Il secondo summit dei cosiddetti “Amici della Siria” è andato in scena domenica scorsa a Istanbul, dove, sotto la guida degli Stati Uniti, si sono riuniti i rappresentanti di oltre 70 paesi per intensificare l’opera di destabilizzazione ai danni del regime di Bashar al-Assad. Il vertice, dopo quello organizzato a febbraio in Tunisia, è giunto a pochi giorni dall’accettazione anche da parte di Damasco del piano di pace dell’ex segretario generale dell’ONU, Kofi Annan, apparso proprio ieri di fronte al Consiglio di Sicurezza per fare il punto della situazione nel paese mediorientale.

Il piano di Annan era stato approvato da Russia e Cina dopo lo stralcio della richiesta esplicita delle dimissioni di Assad e l’inclusione di un appello rivolto anche ai “ribelli” armati a fermare le ostilità. Per Mosca e Pechino, l’appoggio alla missione sponsorizzata dall’ONU e dalla Lega Araba appare come il tentativo di risolvere la crisi in Siria con mezzi diplomatici, così da tenere in vita un alleato fondamentale per i loro interessi nella regione.

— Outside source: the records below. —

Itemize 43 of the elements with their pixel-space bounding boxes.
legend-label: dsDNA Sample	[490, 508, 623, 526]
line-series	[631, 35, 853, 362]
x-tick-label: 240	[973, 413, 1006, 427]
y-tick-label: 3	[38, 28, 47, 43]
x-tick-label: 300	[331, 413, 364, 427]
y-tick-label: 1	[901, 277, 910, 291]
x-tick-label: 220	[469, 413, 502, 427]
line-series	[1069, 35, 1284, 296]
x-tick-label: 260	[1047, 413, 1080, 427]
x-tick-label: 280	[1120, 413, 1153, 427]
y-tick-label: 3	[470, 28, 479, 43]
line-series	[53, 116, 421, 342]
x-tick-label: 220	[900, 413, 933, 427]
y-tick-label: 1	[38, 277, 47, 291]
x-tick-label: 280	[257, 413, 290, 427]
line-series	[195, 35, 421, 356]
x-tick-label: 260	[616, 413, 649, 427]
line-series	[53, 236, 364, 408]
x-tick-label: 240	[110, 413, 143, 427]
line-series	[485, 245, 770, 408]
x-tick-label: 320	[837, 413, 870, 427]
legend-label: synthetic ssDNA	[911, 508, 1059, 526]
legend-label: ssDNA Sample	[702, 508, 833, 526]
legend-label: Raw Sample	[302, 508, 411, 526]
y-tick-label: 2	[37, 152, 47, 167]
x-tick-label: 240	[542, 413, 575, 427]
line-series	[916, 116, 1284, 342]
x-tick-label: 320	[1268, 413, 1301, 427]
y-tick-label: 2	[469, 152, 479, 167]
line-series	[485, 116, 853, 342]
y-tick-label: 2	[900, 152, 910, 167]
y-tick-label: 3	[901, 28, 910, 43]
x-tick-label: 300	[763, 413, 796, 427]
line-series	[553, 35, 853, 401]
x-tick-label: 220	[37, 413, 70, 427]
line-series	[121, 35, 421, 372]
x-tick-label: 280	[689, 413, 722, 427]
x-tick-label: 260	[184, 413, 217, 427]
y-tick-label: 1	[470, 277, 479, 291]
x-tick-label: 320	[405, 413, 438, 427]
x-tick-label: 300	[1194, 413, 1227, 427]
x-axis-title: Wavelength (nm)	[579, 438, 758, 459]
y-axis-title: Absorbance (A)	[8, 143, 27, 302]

Come ha chiarito la stessa conferenza di Istanbul, tuttavia, gli Stati Uniti, i governi europei, la Turchia e le monarchie assolute del Golfo Persico intendono utilizzare il piano Annan come hanno già fatto con le precedenti iniziative diplomatiche, a cominciare dalla missione degli osservatori della Lega Araba fatta naufragare da Arabia Saudita e Qatar, cioè unicamente come arma per esercitare ulteriori pressioni sul regime fino alla sua caduta.

In quest’ottica, qualsiasi gesto o apertura da parte del presidente siriano non sarà comunque sufficiente, poiché l’obiettivo unico degli USA e dei loro alleati rimane il cambio di regime a Damasco, senza nessuno scrupolo per le possibili conseguenze di un intervento militare esterno, per l’appoggio dato ad un’opposizione dalla dubbia popolarità nel paese o per l’esplosione delle violenze settarie che si stanno pericolosamente alimentando nel paese.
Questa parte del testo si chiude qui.